Some suggestion of causality between vitamin D and outcomes was seen in the study.

Colorectal cancer (CRC) patients with higher levels of plasma vitamin D have better survival outcomes, according to a new prospective study. Some suggestion of causality between vitamin D and outcomes was seen, though as with many vitamin D studies, the effect of supplementation remains to be seen.

“Establishing a causal relationship between CRC incidence and vitamin D deficiency is challenging because environmental risk factors associated with CRC may also be associated with vitamin D deficiency,” wrote study authors led by Malcolm G. Dunlop, MD, of the University of Edinburgh in Scotland, in the Journal of Clinical Oncology. There is also the possibility that the presence of CRC and the associated treatments could lower levels of vitamin D.

In the new study, the researchers studied 1,598 patients with stage I to III CRC, and measured plasma levels of 25-hydroxyvitamin D (25-OHD) as well as looking for variation in the vitamin D receptor (VDR) gene locus. They found some very strong correlations.

After 12,323 person-years of follow-up, higher postoperative 25-OHD levels were significantly associated with lower CRC-specific (P = .008) and all-cause (P = .003) mortality. Patients in the highest tertile of plasma 25-OHD levels had an adjusted hazard ratio (HR) for CRC-specific mortality vs the lowest tertile of 0.68 (95% CI, 0.50-0.90; P = .008). For all-cause mortality, that HR was 0.70 (95% CI, 0.55-0.89; P = .0034). The effect was strongest in patients with stage II disease.

Though there was no association between survival and VDR single nucleotide polymorphisms, the authors noted there was evidence for gene-environment interaction effects on CRC-specific mortality between vitamin D levels and certain genetic characteristics.

This combination of findings, according to the authors, suggests that “there is now a compelling case for appropriately designed and adequately powered randomized clinical trials aimed at testing whether actively supplementing the diet of patients recently diagnosed with CRC with vitamin D can have a favorable impact on survival.”

Studies on the effects of circulating levels of vitamin D, as well as on potential effects of supplementation in a number of cancers, have yielded confusing and often contradictory results to date.

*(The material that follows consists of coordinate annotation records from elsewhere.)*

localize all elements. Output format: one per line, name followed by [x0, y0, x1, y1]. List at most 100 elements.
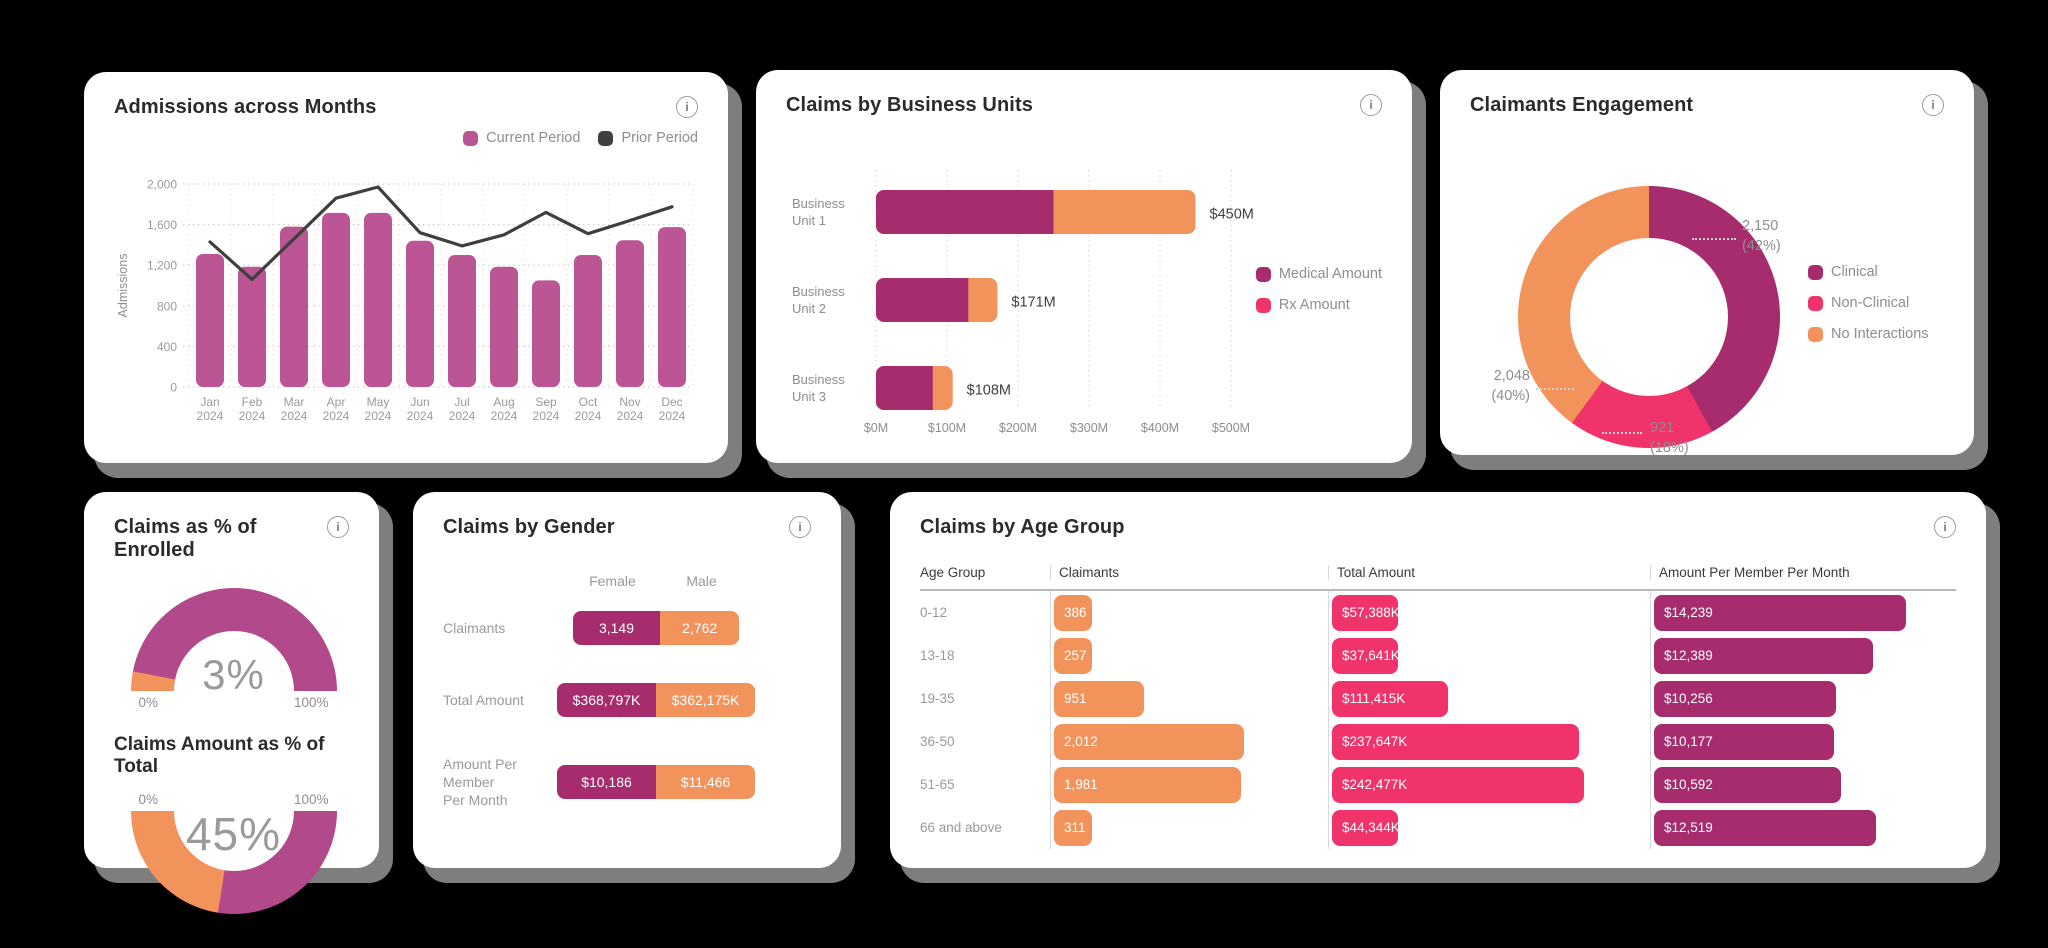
card-admissions-across-months: Admissions across Months i Current Perio…: [84, 72, 728, 463]
bar-cell: $237,647K: [1328, 720, 1650, 763]
bar-total-amount[interactable]: $237,647K: [1332, 723, 1579, 760]
axis-tick-label: $100M: [928, 421, 966, 435]
info-icon[interactable]: i: [676, 96, 698, 118]
bar-amount-per-member[interactable]: $10,177: [1654, 723, 1834, 760]
callout-no-interactions: 2,048 (40%): [1446, 366, 1530, 407]
bar-cell: $10,177: [1650, 720, 1956, 763]
segment-male[interactable]: $362,175K: [656, 683, 755, 717]
legend-item-non-clinical[interactable]: Non-Clinical: [1808, 295, 1929, 311]
legend-swatch-icon: [1808, 326, 1823, 342]
gauge-arc-top[interactable]: 3%: [130, 588, 337, 691]
legend-item-clinical[interactable]: Clinical: [1808, 264, 1929, 280]
bar-claimants[interactable]: 1,981: [1054, 766, 1241, 803]
bar-feb-current-period[interactable]: [238, 266, 266, 387]
bar-claimants[interactable]: 311: [1054, 809, 1092, 846]
bar-jul-current-period[interactable]: [448, 255, 476, 387]
bar-jan-current-period[interactable]: [196, 254, 224, 387]
bar-total-amount[interactable]: $37,641K: [1332, 637, 1398, 674]
bar-total-amount[interactable]: $111,415K: [1332, 680, 1448, 717]
stacked-bar: $368,797K $362,175K: [557, 683, 755, 717]
bar-total-amount[interactable]: $242,477K: [1332, 766, 1584, 803]
gauge-arc-bottom[interactable]: 45%: [130, 811, 337, 914]
card-header: Claims by Business Units i: [786, 94, 1382, 117]
x-axis-tick-dec: Dec 2024: [659, 395, 686, 423]
age-label: 66 and above: [920, 820, 1002, 835]
card-claimants-engagement: Claimants Engagement i 2,150 (42%) 2,048…: [1440, 70, 1974, 456]
section-title-claims-amount-pct: Claims Amount as % of Total: [114, 734, 325, 777]
legend-label: Current Period: [486, 130, 581, 146]
bar-cell: $14,239: [1650, 591, 1956, 634]
card-title: Claims by Gender: [443, 516, 615, 538]
bar-dec-current-period[interactable]: [658, 227, 686, 387]
bar-amount-per-member[interactable]: $12,389: [1654, 637, 1873, 674]
bar-amount-per-member[interactable]: $10,256: [1654, 680, 1836, 717]
segment-female[interactable]: 3,149: [572, 611, 661, 645]
bar-aug-current-period[interactable]: [490, 266, 518, 387]
column-header-male: Male: [686, 573, 717, 589]
x-axis-tick-oct: Oct 2024: [575, 395, 602, 423]
callout-leader-non-clinical: [1602, 432, 1642, 434]
donut-hole: [1570, 238, 1728, 396]
x-axis-tick-aug: Aug 2024: [491, 395, 518, 423]
bar-amount-per-member[interactable]: $10,592: [1654, 766, 1841, 803]
bar-sep-current-period[interactable]: [532, 280, 560, 387]
bar-jun-current-period[interactable]: [406, 240, 434, 387]
bar-total-amount[interactable]: $44,344K: [1332, 809, 1398, 846]
bar-oct-current-period[interactable]: [574, 255, 602, 387]
category-label: Business: [792, 372, 845, 387]
age-table-header: Age Group Claimants Total Amount Amount Per…: [920, 565, 1956, 591]
bar-claimants[interactable]: 386: [1054, 594, 1092, 631]
info-icon[interactable]: i: [789, 516, 811, 538]
legend-item-rx-amount[interactable]: Rx Amount: [1255, 297, 1382, 313]
card-claims-by-business-units: Claims by Business Units i $0M $100M $200M…: [756, 70, 1412, 463]
bar-amount-per-member[interactable]: $14,239: [1654, 594, 1906, 631]
bar-cell: $242,477K: [1328, 763, 1650, 806]
category-label: Unit 3: [792, 389, 826, 404]
bar-claimants[interactable]: 951: [1054, 680, 1144, 717]
gauge-ring: [130, 811, 337, 914]
info-icon[interactable]: i: [327, 516, 349, 538]
info-icon[interactable]: i: [1360, 94, 1382, 116]
gauge-min-label: 0%: [138, 695, 159, 710]
bar-amount-per-member[interactable]: $12,519: [1654, 809, 1876, 846]
bar-medical-3[interactable]: [876, 366, 933, 410]
bar-apr-current-period[interactable]: [322, 212, 350, 387]
age-table-body: 0-12 386 $57,388K $14,239 13-18 257 $37,641K $1…: [920, 591, 1956, 849]
card-header: Claimants Engagement i: [1470, 94, 1944, 117]
bar-cell: $12,519: [1650, 806, 1956, 849]
legend-item-no-interactions[interactable]: No Interactions: [1808, 326, 1929, 342]
engagement-donut-chart[interactable]: [1518, 186, 1780, 448]
bar-value-label: $171M: [1011, 295, 1055, 311]
bar-medical-2[interactable]: [876, 278, 969, 322]
segment-female[interactable]: $10,186: [557, 765, 656, 800]
bar-total-amount[interactable]: $57,388K: [1332, 594, 1398, 631]
axis-tick-label: $200M: [999, 421, 1037, 435]
bar-claimants[interactable]: 2,012: [1054, 723, 1244, 760]
legend-item-prior-period[interactable]: Prior Period: [598, 130, 698, 146]
bar-medical-1[interactable]: [876, 190, 1054, 234]
age-label: 13-18: [920, 648, 955, 663]
card-header: Claims as % of Enrolled i: [114, 516, 349, 562]
bar-mar-current-period[interactable]: [280, 226, 308, 387]
axis-tick-label: 1,200: [147, 259, 177, 273]
column-header-claimants: Claimants: [1050, 565, 1328, 580]
segment-male[interactable]: 2,762: [660, 611, 740, 645]
prior-period-line[interactable]: [208, 185, 674, 281]
info-icon[interactable]: i: [1922, 94, 1944, 116]
x-axis-tick-jun: Jun 2024: [407, 395, 434, 423]
legend-item-current-period[interactable]: Current Period: [463, 130, 580, 146]
bar-claimants[interactable]: 257: [1054, 637, 1092, 674]
card-claims-by-gender: Claims by Gender i Female Male Claimants 3…: [413, 492, 841, 868]
segment-female[interactable]: $368,797K: [557, 683, 656, 717]
legend-item-medical-amount[interactable]: Medical Amount: [1255, 266, 1382, 282]
axis-tick-label: 1,600: [147, 218, 177, 232]
callout-value: 921: [1650, 420, 1675, 436]
stacked-bar: 3,149 2,762: [572, 611, 740, 645]
bar-value-label: $108M: [967, 383, 1011, 399]
segment-male[interactable]: $11,466: [656, 765, 755, 800]
age-group-table: Age Group Claimants Total Amount Amount Per…: [920, 565, 1956, 849]
bar-may-current-period[interactable]: [364, 212, 392, 387]
info-icon[interactable]: i: [1934, 516, 1956, 538]
x-axis-tick-jan: Jan 2024: [197, 395, 224, 423]
bar-nov-current-period[interactable]: [616, 240, 644, 387]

The authors of the new work suggest that this was the first time postoperative vitamin D levels were prospectively measured along with gene-environment interactions, which may make it more believable than some. And as with many studies, it confirmed that huge numbers of people are vitamin D deficient according to current understanding: in this cohort, 49.7% of patients were deficient, with a 25-OHD level below 10 ng/ml, and another 26.8% were at high risk of deficiency between 10 ng/ml and 16 ng/ml.